Last week the Embedded Vision Summit West took place again in Santa Clara, California. The summit is organized by the Embedded Vision Alliance, an organization that’s been formed to inspire and empower embedded system designers to use embedded vision technology. This was the fourth summit, and it was bigger than ever. There were close to 500 attendees, 30 companies exhibiting, and two tracks of talks. We’ve been members since the early beginnings and the summits are a great way to see what the industry is up to and show our latest technologies.
The focus is on practical applications of computer vision. There are no academic research topics that detail variations of algorithms and try to raise the bar from a theoretical standpoint. Instead, there are lots of people talking about how to bring computer vision applications to devices that people use daily. The summit is all about making low-cost silicon implementations that can run for many hours on a battery. Academia hasn’t come up yet with algorithms that are computationally light, and that’s probably unlikely to happen. The human brain is pretty efficient, but we still use about 50% of our trillions of synapses to process the images our eyes capture. Efficient silicon implementations are key to bring these complex algorithms to market.
It’s clear that embedded vision is taking off. The image sensor market is growing at double the pace of the semiconductor as a whole, and intelligent algorithms are processing many of the images these cameras capture.
The keynote speakers were excellent, with talks by Facebook and Google.
Key driving applications from the show:
- Automotive: cameras are replacing your eyes and help you drive safely on the roads.
- Mobile: augmented reality, gesture interfaces, depth cameras, smart camera applications, all of them rely on embedded vision and are making its way into the mobile phones and tablets first, then spread to other application areas.
- New class of emerging applications: autonomously flying and tracking consumer drones and always-on camera-enabled wearable devices.
On our booth we displayed key computer vision algorithms such as face detection, feature detection / tracking, and multi-format HD codecs, all running on the same low-power platform. We showed how we seamlessly accelerate the OpenCV library, offloading the host-processor, and gaining a power savings of 1000x and a performance gain of 100x. For automotive applications, we showed pedestrian detection and our low-delay (<1ms!) H.264 10/12-bit codec. On display was our development system which holds our 40nm-based 10-core SOC, and can run stand-alone, hooked up to a PC, or connected to an Android-based tablet.

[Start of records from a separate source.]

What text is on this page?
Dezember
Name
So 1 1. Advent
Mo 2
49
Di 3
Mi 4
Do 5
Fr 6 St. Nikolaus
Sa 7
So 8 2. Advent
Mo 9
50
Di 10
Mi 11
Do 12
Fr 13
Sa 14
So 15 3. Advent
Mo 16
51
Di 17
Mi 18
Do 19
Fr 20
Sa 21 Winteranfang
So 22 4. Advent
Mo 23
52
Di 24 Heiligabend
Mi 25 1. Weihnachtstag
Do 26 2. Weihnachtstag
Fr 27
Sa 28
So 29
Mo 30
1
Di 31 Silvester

Our Marco Jacobs presented a talk “Implementing Histogram of Oriented Gradients on a Parallel Vision Processor”. In the talk, we showed how object detection in images is one of the core problems in computer vision. The Histogram of Oriented Gradients method (Dalal and Triggs 2005) is a key algorithm for object detection, and has been used in automotive, security and many other applications. We gave an overview of the algorithm and showed how it can be implemented in real-time on our high-performance, low-cost, and low-power parallel vision processor. We demonstrated the standard OpenCV based HOG with Linear SVM for Human/Pedestrian detection on VGA sequences in real-time. The SVM Vectors used came from OpenCV, using the Daimler Pedestrian Detection Benchmark Dataset and the INRIA Person Dataset.
Day 2 – member meeting
The day after the summit was reserved for a members-only meeting. Again, there were some great speakers there, notably Johnny Lee from Google, which gave a demonstration of Google’s Project Tango. Johnny’s team focuses on bringing computer vision to the mobile world.
They use a wide variety of cameras, including fish-eye and depth, integrated with the mobile phone. Key thing is that they can very accurately calculate camera pose, which means they can do indoor navigation, and cool augmented reality games.
Roger Lanctot, Associated Director of Strategy Analytics, gave an overview of the vision opportunities in, on, and around automobiles. Key thing is that cameras are growing faster in automotive than anywhere else, and most of them are used for computer vision.
All in all it was a great week in the bay area again, and it’s clear that embedded vision is going places, and that our highly-efficient video and vision processing architecture is a key component to bring such systems to market.